Think civil unions are a reasonable compromise that will settle the controversy over same-sex marriage? Let the supreme court of California disabuse you of that notion. In a 4 to 3 decision, the California supremes ruled (pdf) yesterday that nothing less than full gay marriage will do.
Until then, California had clearly staked out the middle ground in the marriage debate. Since 1977, long before advocacy of gay nuptials went mainstream, state law explicitly defined marriage as “a personal relation arising out of a civil contract between a man and a woman.” In 2000, California voters adopted Proposition 22, which decreed that only traditional marriages would be recognized as valid in the state. The ballot initiative passed with over 61 percent of the vote.
But the Golden State was also quite liberal in recognizing same-sex relationships. In 1999, the year before Proposition 22 passed, the California legislature enacted the first domestic-partnership registry in the country to be created without judicial intervention. Even the state supreme court recognizes that domestic partnerships in California afford “virtually all of the same substantive legal benefits and privileges” as traditional marriage.

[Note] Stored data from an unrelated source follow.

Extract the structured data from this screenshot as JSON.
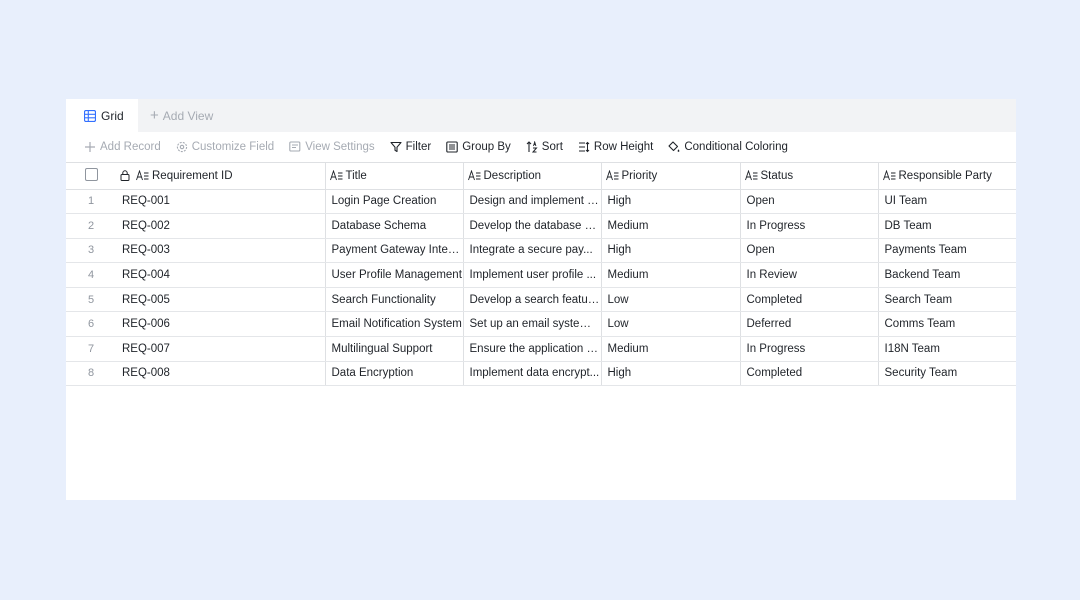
{
  "views": {
    "active_tab": "Grid",
    "add_view": "Add View"
  },
  "toolbar": {
    "add_record": "Add Record",
    "customize_field": "Customize Field",
    "view_settings": "View Settings",
    "filter": "Filter",
    "group_by": "Group By",
    "sort": "Sort",
    "row_height": "Row Height",
    "conditional_coloring": "Conditional Coloring"
  },
  "columns": [
    "Requirement ID",
    "Title",
    "Description",
    "Priority",
    "Status",
    "Responsible Party"
  ],
  "rows": [
    {
      "n": "1",
      "id": "REQ-001",
      "title": "Login Page Creation",
      "description": "Design and implement a...",
      "priority": "High",
      "status": "Open",
      "party": "UI Team"
    },
    {
      "n": "2",
      "id": "REQ-002",
      "title": "Database Schema",
      "description": "Develop the database sc...",
      "priority": "Medium",
      "status": "In Progress",
      "party": "DB Team"
    },
    {
      "n": "3",
      "id": "REQ-003",
      "title": "Payment Gateway Integ...",
      "description": "Integrate a secure pay...",
      "priority": "High",
      "status": "Open",
      "party": "Payments Team"
    },
    {
      "n": "4",
      "id": "REQ-004",
      "title": "User Profile Management",
      "description": "Implement user profile ...",
      "priority": "Medium",
      "status": "In Review",
      "party": "Backend Team"
    },
    {
      "n": "5",
      "id": "REQ-005",
      "title": "Search Functionality",
      "description": "Develop a search featur...",
      "priority": "Low",
      "status": "Completed",
      "party": "Search Team"
    },
    {
      "n": "6",
      "id": "REQ-006",
      "title": "Email Notification System",
      "description": "Set up an email system ...",
      "priority": "Low",
      "status": "Deferred",
      "party": "Comms Team"
    },
    {
      "n": "7",
      "id": "REQ-007",
      "title": "Multilingual Support",
      "description": "Ensure the application s...",
      "priority": "Medium",
      "status": "In Progress",
      "party": "I18N Team"
    },
    {
      "n": "8",
      "id": "REQ-008",
      "title": "Data Encryption",
      "description": "Implement data encrypt...",
      "priority": "High",
      "status": "Completed",
      "party": "Security Team"
    }
  ],
  "colors": {
    "page_bg": "#e8effc",
    "accent": "#3370ff",
    "disabled_text": "#a6abb3",
    "grid_line": "#dee0e3"
  }
}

The fragile compromise withstood repeated challenges from both sides. Social conservatives tried to block the domestic partnerships with unsuccessful legal challenges, arguing that the civil union-like policies were an attempt to countermand the state’s statutory definition of marriage. The author of Proposition 22 tried to amend the state constitution to prevent any recognition of same-sex domestic partnerships, but the measure failed to qualify for the ballot. Similarly, liberals in the state legislature have tried to broaden domestic partnerships into full-fledged gay marriage. Gov. Arnold Schwarzenegger has twice vetoed such proposals.

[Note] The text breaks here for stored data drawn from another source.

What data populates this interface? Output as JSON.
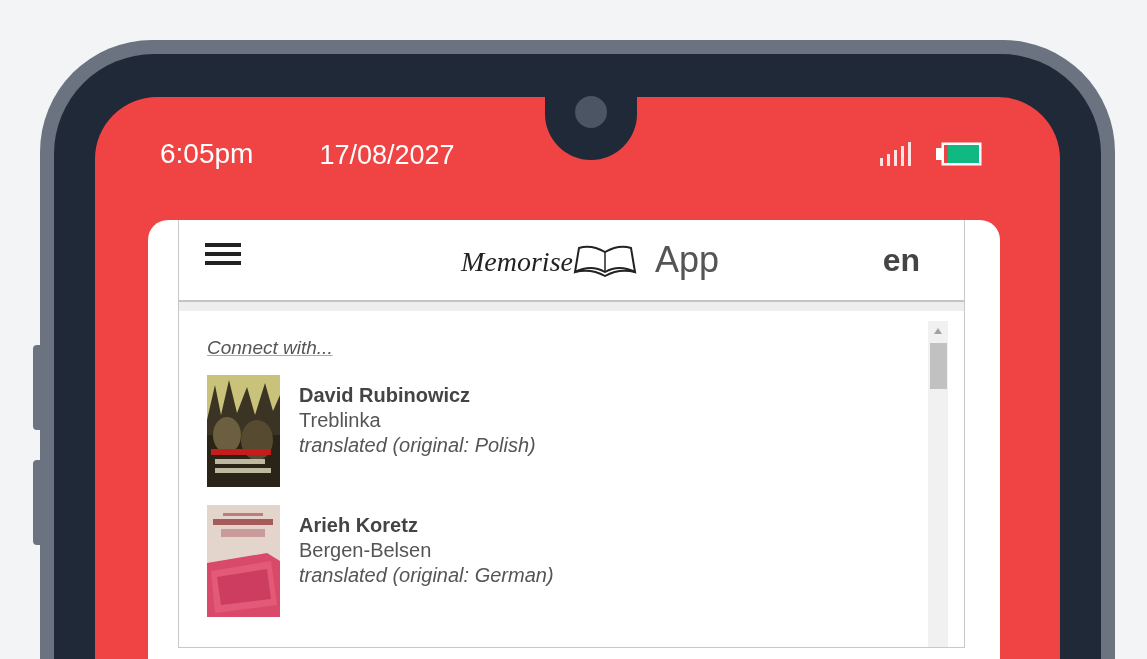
{
  "status_bar": {
    "time": "6:05pm",
    "date": "17/08/2027"
  },
  "app_header": {
    "logo_text": "Memorise",
    "title": "App",
    "language": "en"
  },
  "content": {
    "heading": "Connect with...",
    "people": [
      {
        "name": "David Rubinowicz",
        "place": "Treblinka",
        "note": "translated (original: Polish)"
      },
      {
        "name": "Arieh Koretz",
        "place": "Bergen-Belsen",
        "note": "translated (original: German)"
      }
    ]
  }
}
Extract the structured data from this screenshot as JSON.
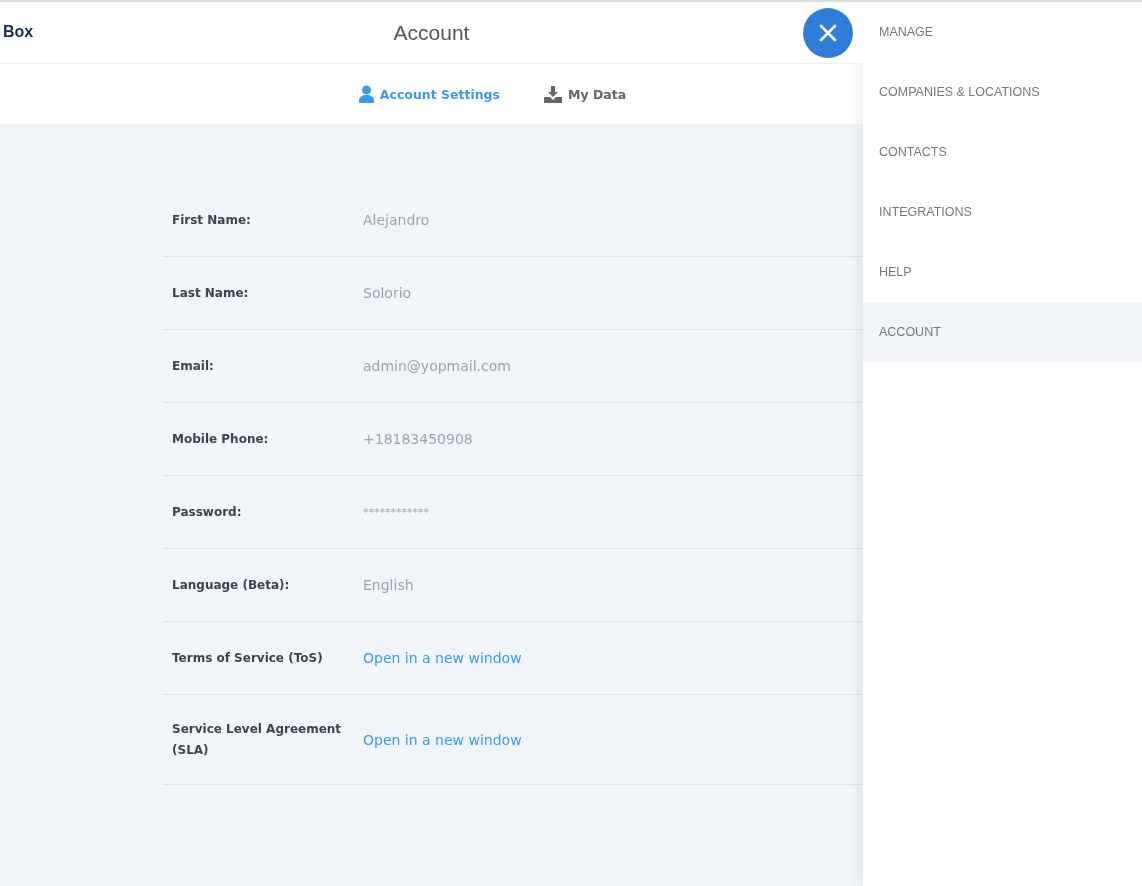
{
  "header": {
    "logo": "Box",
    "title": "Account"
  },
  "tabs": [
    {
      "label": "Account Settings",
      "kind": "user",
      "selected": true
    },
    {
      "label": "My Data",
      "kind": "download",
      "selected": false
    }
  ],
  "fields": [
    {
      "label": "First Name:",
      "value": "Alejandro",
      "kind": "text"
    },
    {
      "label": "Last Name:",
      "value": "Solorio",
      "kind": "text"
    },
    {
      "label": "Email:",
      "value": "admin@yopmail.com",
      "kind": "text"
    },
    {
      "label": "Mobile Phone:",
      "value": "+18183450908",
      "kind": "text"
    },
    {
      "label": "Password:",
      "value": "************",
      "kind": "password"
    },
    {
      "label": "Language (Beta):",
      "value": "English",
      "kind": "text"
    },
    {
      "label": "Terms of Service (ToS)",
      "value": "Open in a new window",
      "kind": "link"
    },
    {
      "label": "Service Level Agreement (SLA)",
      "value": "Open in a new window",
      "kind": "link"
    }
  ],
  "sidebar": {
    "items": [
      {
        "label": "MANAGE",
        "selected": false
      },
      {
        "label": "COMPANIES & LOCATIONS",
        "selected": false
      },
      {
        "label": "CONTACTS",
        "selected": false
      },
      {
        "label": "INTEGRATIONS",
        "selected": false
      },
      {
        "label": "HELP",
        "selected": false
      },
      {
        "label": "ACCOUNT",
        "selected": true
      }
    ]
  }
}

Yesterday, the California supreme court upset the apple cart. Far from being a compromise, domestic partnerships led directly to same-sex marriage. The court in effect rejected the arrangement as separate but equal. The narrow majority held that calling heterosexual unions “marriage” and homosexual unions “domestic partnerships” violated, among other provisions, the equal protection clause of the state constitution and the constitutional right to marry. The latter right, they ruled, must be guaranteed “to all Californians, whether gay or heterosexual, and to same-sex couples as well as to opposite-sex couples.”
Most Americans are of two minds on this divisive issue. They wish their gay friends and neighbors no ill will and have no desire to deprive them of hospital visitation, freedom of contract, or the general right to be left alone. But they also wish to be left alone themselves rather than being forced to recognize or subsidize the lifestyles of others. The majority still understands that marriage exists not to give some kind of Good Housekeeping seal of approval to various romantic couplings but in recognition of the biological fact that sex between men and women often results in children. These relationships require a framework that makes it more likely that such children will be raised in a stable environment by fathers and mothers — marriage is, or was, that framework.
It was these two competing desires — making it easier for gays to live their lives freely while upholding the ethos of marriage — that gave rise to civil unions and domestic partnerships. It was a compromise that was never terribly likely to work, as it is difficult to ascertain a compelling state interest in forcing two domestic partners to stay together unless their relationship is treated as “marriage lite.” Decoupling the non-fundamental incidents of marriage from the institution itself was always a better way of striking the delicate balance between tolerance and traditional marriage.
Domestic partnerships undercut the logic of preserving marriage while failing to satisfy those who want recognition rather than benefits. If couplehood is the state’s only interest, what’s in a name? So it is unsurprising, and almost appropriate, that such arrangements became the instrument of traditional marriage’s overthrow in California.
The supreme court may not have the last word on the matter. Social conservatives have already collected over 1 million signatures to put a state constitutional amendment called the California Marriage Protection Act on the ballot. If certified by the secretary of state, it could appear this November. If passed, it would overturn the ruling.
Expect virtually the entire state political class to be opposed to such an amendment or AWOL. Governor Schwarzenegger, who once opposed redefining marriage, has already come out against it. Few politicians were ever punished for deferring to the judges in Massachusetts, Vermont or New Jersey. The courts don’t seem to be deterred by the repeated passage of state defense-of-marriage amendments.
No, civil unions and domestic partnerships will not resolve this debate. If social liberals and their judicial allies have anything to say about it, neither will democracy.